Generative adversarial networks (GANs) have been extensively studied in the past few years. Arguably their most significant impact has been in the area of computer vision where great advances have been made in challenges such as plausible image generation, image-to-image translation, facial attribute manipulation and similar domains. Despite the significant successes achieved to date, applying GANs to real-world problems still poses significant challenges, three of which we focus on here. These are: (1) the generation of high quality images, (2) diversity of image generation, and (3) stable training. Focusing on the degree to which popular GAN technologies have made progress against these challenges, we provide a detailed review of the state of the art in GAN-related research in the published scientific literature. We further structure this review through a convenient taxonomy we have adopted based on variations in GAN architectures and loss functions. While several reviews for GANs have been presented to date, none have considered the status of this field based on their progress towards addressing practical challenges relevant to computer vision. Accordingly, we review and critically discuss the most popular architecture-variant, and loss-variant GANs, for tackling these challenges.
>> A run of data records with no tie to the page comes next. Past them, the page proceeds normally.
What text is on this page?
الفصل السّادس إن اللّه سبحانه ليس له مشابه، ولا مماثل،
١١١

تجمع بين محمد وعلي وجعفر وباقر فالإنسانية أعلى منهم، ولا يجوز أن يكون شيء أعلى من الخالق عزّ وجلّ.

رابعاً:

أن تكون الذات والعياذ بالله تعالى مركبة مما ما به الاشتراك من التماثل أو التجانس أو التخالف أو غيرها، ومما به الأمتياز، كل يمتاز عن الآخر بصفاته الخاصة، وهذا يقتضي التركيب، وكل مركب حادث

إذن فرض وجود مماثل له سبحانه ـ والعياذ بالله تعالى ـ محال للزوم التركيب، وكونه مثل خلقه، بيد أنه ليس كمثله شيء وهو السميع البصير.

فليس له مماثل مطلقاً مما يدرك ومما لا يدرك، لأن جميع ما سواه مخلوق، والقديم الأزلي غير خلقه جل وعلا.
Our objective is to provide an overview as well as a critical analysis of the status of GAN research in terms of relevant progress towards important computer vision application requirements. As we do this we also discuss the most compelling applications in computer vision in which GANs have demonstrated considerable success along with some suggestions for future research directions. Code related to GAN-variants studied in this work is summarized on //github.com/sheqi/GAN_Review.